On Thursday, Chicago’s Commission on Landmarks granted final approval to certify “the South Side home where blues legend Muddy Waters lived and raised his family” and it’s up for Chicago City Council approval.
MOJO Muddy Waters House Museum
Getting commission approval was the final hoop to be jumped through, clearing a way to have property at 4339 S. Lake Park Avenue in North Kenwood “to be named a city of Chicago landmark” honoring Muddy and his style setting music.
The City Council Committee on Zoning, Landmarks and Building Standards is expected to give their final okay, sending it off to a final full council vote.
Built as a duplex style “two flat” brick building, it’s currently owned by Chandra Cooper, great-granddaughter of the blues legend.
“We are so elated and happy that the city of Chicago Landmarks Commission has recognized and is honoring the home of my great-grandfather, where there is musical legacy and history,” Cooper relates. As soon as Chicago’s council stamps their approval, it will become The MOJO Muddy Waters House Museum.
Constructed of brick, Waters lived on the building’s first floor and had his own recording studio in it’s basement. He rented out the top floor. Some of the tenants Muddy had living upstairs were Chicago blues legends in their own right. Otis Spann, Howlin’ Wolf and Chuck Berry all shared that same address.

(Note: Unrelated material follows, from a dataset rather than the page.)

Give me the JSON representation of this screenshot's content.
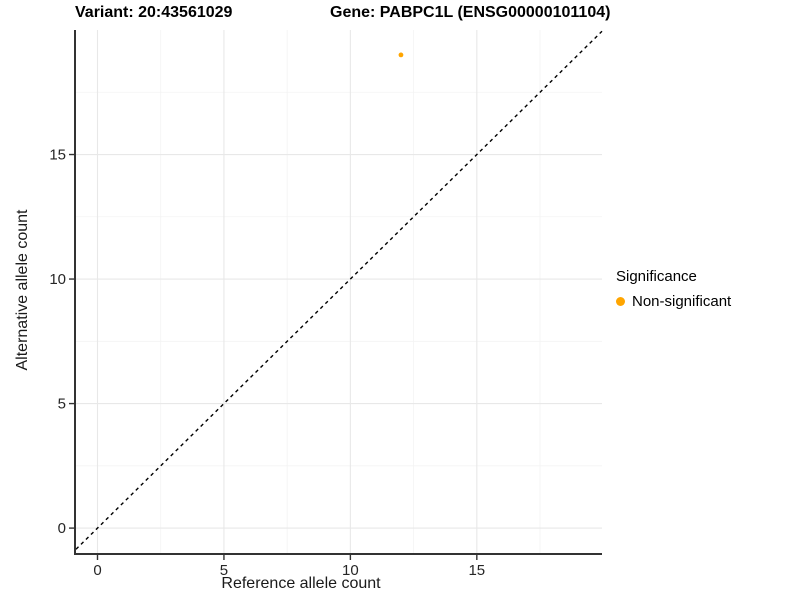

“We’re on this great path toward becoming one of Chicago’s landmarks, and we are looking forward to working with the blues community, the city and the alderman on this project to leave a piece of his legacy for the city of Chicago.”
Honoring Black history
This project is only one of many in a frantic effort to honor Black history in a post-George Floyd era. Muddy Waters is the latest to be honored with a house museum “within an emerging tourism sector.” The Father of Chicago Blues “moved his family into the home in 1954, purchasing it in 1956.”
Before he moved in, Waters “played house parties at night for extra money, eventually becoming a regular in local nightclubs.” He got his first big break in 1948 when Chess Records released his first hits, “I Can’t Be Satisfied” and “I Feel Like Going Home.”
By the early 50’s “his blues band, which at one time or another comprised musicians who went on to make their own mark — Otis Spann, Little Walter Jacobs, Jimmy Rogers, Elgin Evans, Sonny Boy Williamson, James Cotton — had become one of the most acclaimed in history.”
Chess wasn’t the only independent record label in the neighborhood. It was the center of a big scene and the home Muddy lived in became “a gathering place for musicians welcomed at all hours.” It was one heck of a party too.
Muddy Waters lived in the home until his wife passed away in 1973. After that, he moved to the suburbs and lived in Westmont for another 10 years, until his death on April 30, 1983.
He will always be remembered for his contribution to everything from blues to rock to funk and everything in between.